The symptoms of Fabry syndrome typically present in young boys and often begin in the form of pain. Patients frequently experience chronic, variable-intensity, burning or tingling pain in the limbs. Characteristic symptoms associated with the disease include decreased sweating, fatigue, and aversion to physical activity. After intense physical activity, fever and elevated body temperature may also occur. During adolescence, reddish-purple skin rashes appear, which are the most noticeable signs of Fabry syndrome.

These keratomas, which appear in various color variations, are raised, rough-textured lesions on the skin’s surface. Additionally, star-shaped spots may appear on the cornea, which do not affect vision. Gastrointestinal complaints such as post-meal pain, diarrhea, and nausea may also occur. Due to kidney damage, patients may experience increased urination, proteinuria, and hypertension. Enlargement of the heart and abnormal functioning of the valves can lead to arrhythmias and even sudden cardiac arrest. Symptoms can vary depending on the extent of the enzyme deficiency and the location of GL-3 accumulation in the body.

Treatment

The treatment of Fabry syndrome requires a complex approach, as the disease affects multiple organ systems. Dermatologists can effectively remove angikeratomas with laser treatments. The use of artificial tears is recommended for the treatment of decreased tear production. Heart and kidney diseases can be managed with medications and other medical interventions.

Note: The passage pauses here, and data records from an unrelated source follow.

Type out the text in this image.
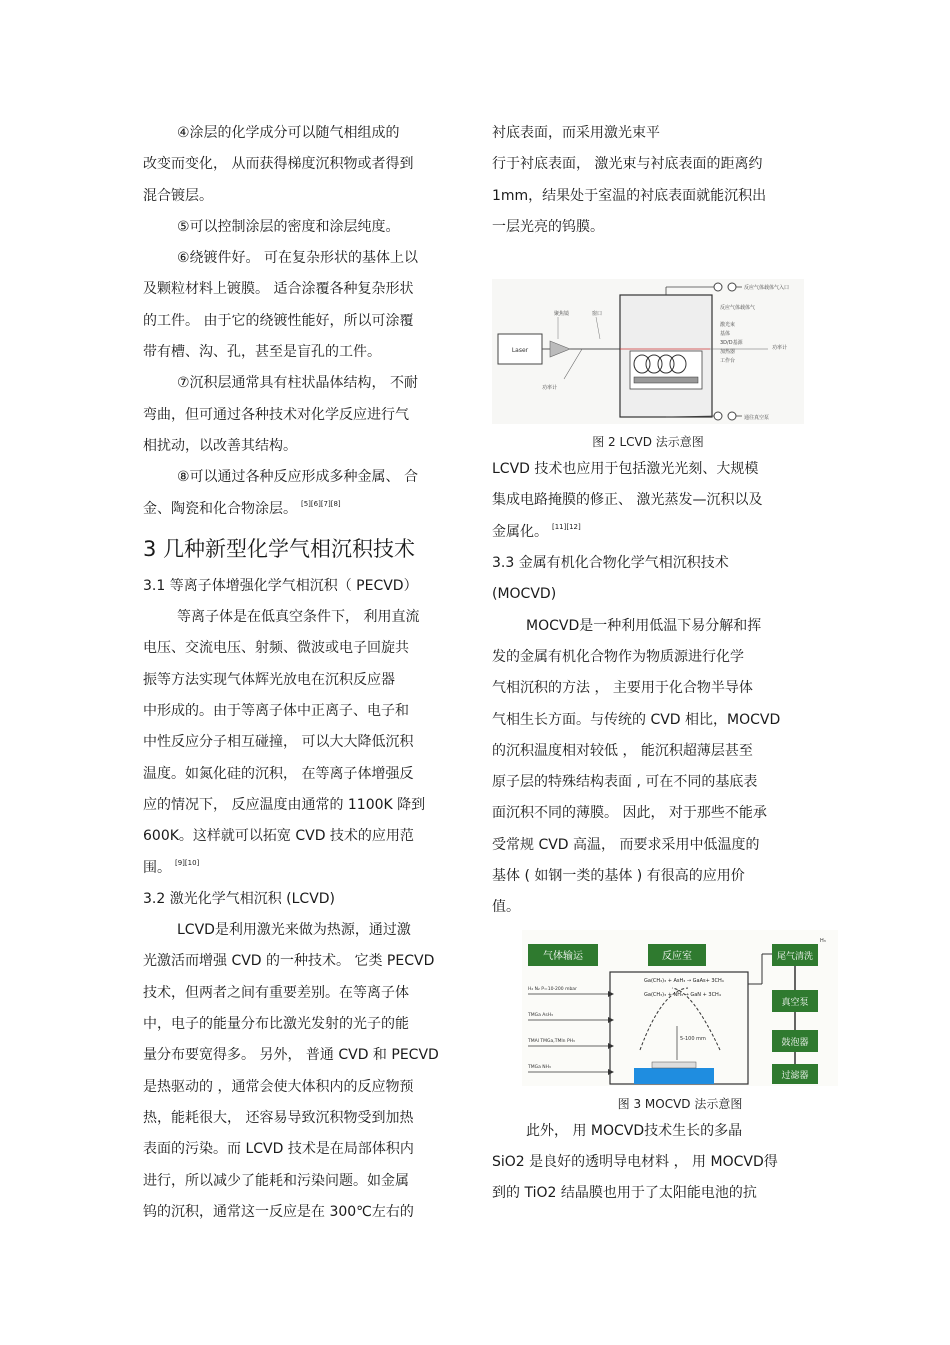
④涂层的化学成分可以随气相组成的
改变而变化， 从而获得梯度沉积物或者得到
混合镀层。
⑤可以控制涂层的密度和涂层纯度。
⑥绕镀件好。 可在复杂形状的基体上以
及颗粒材料上镀膜。 适合涂覆各种复杂形状
的工件。 由于它的绕镀性能好，所以可涂覆
带有槽、沟、孔，甚至是盲孔的工件。
⑦沉积层通常具有柱状晶体结构， 不耐
弯曲，但可通过各种技术对化学反应进行气
相扰动，以改善其结构。
⑧可以通过各种反应形成多种金属、 合
金、陶瓷和化合物涂层。 [5][6][7][8]
3 几种新型化学气相沉积技术
3.1 等离子体增强化学气相沉积（ PECVD）
等离子体是在低真空条件下， 利用直流
电压、交流电压、射频、微波或电子回旋共
振等方法实现气体辉光放电在沉积反应器
中形成的。由于等离子体中正离子、电子和
中性反应分子相互碰撞， 可以大大降低沉积
温度。如氮化硅的沉积， 在等离子体增强反
应的情况下， 反应温度由通常的 1100K 降到
600K。这样就可以拓宽 CVD 技术的应用范
围。 [9][10]
3.2 激光化学气相沉积 (LCVD)
LCVD是利用激光来做为热源，通过激
光激活而增强 CVD 的一种技术。 它类 PECVD
技术，但两者之间有重要差别。在等离子体
中，电子的能量分布比激光发射的光子的能
量分布要宽得多。 另外， 普通 CVD 和 PECVD
是热驱动的 ，通常会使大体积内的反应物预
热，能耗很大， 还容易导致沉积物受到加热
表面的污染。而 LCVD 技术是在局部体积内
进行，所以减少了能耗和污染问题。如金属
钨的沉积，通常这一反应是在 300℃左右的
衬底表面，而采用激光束平
行于衬底表面， 激光束与衬底表面的距离约
1mm，结果处于室温的衬底表面就能沉积出
一层光亮的钨膜。
Laser
聚焦镜	窗口
功率计
反应气体载体气入口
反应气体载体气
激光束
基体
3D/D基源
加热器
工作台
功率计
通往真空泵
图 2 LCVD 法示意图
LCVD 技术也应用于包括激光光刻、大规模
集成电路掩膜的修正、 激光蒸发—沉积以及
金属化。 [11][12]
3.3 金属有机化合物化学气相沉积技术
(MOCVD)
MOCVD是一种利用低温下易分解和挥
发的金属有机化合物作为物质源进行化学
气相沉积的方法 ， 主要用于化合物半导体
气相生长方面。与传统的 CVD 相比，MOCVD
的沉积温度相对较低 ， 能沉积超薄层甚至
原子层的特殊结构表面 , 可在不同的基底表
面沉积不同的薄膜。 因此， 对于那些不能承
受常规 CVD 高温， 而要求采用中低温度的
基体 ( 如钢一类的基体 ) 有很高的应用价
值。
气体输运	反应室
5-100 mm
Ga(CH₃)₃ + AsH₃ → GaAs+ 3CH₄
Ga(CH₃)₃ + NH₃ → GaN + 3CH₄
H₂ N₂ P=10-200 mbar
TMGa AsH₃
TMAl TMGa,TMIn PH₃
TMGa NH₃
尾气清洗
H₃
真空泵
鼓泡器
过滤器
图 3 MOCVD 法示意图
此外， 用 MOCVD技术生长的多晶
SiO2 是良好的透明导电材料 ， 用 MOCVD得
到的 TiO2 结晶膜也用于了太阳能电池的抗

Neurological symptoms, such as pain, can also be treated with medications like phenytoin or carbamazepine. Early diagnosis and treatment can significantly contribute to improving patients’ quality of life and increasing life expectancy. Regular monitoring by trained physicians and the replacement of the missing enzyme—produced artificially—can reduce the risk of heart, kidney, and neurological damage.

Genetic Testing

Fabry syndrome can occur in anyone who inherits the defective gene, making genetic testing important for potentially affected individuals. Genetic counseling during family planning can help understand the inheritance pattern and assess the risk of future manifestations of the disease.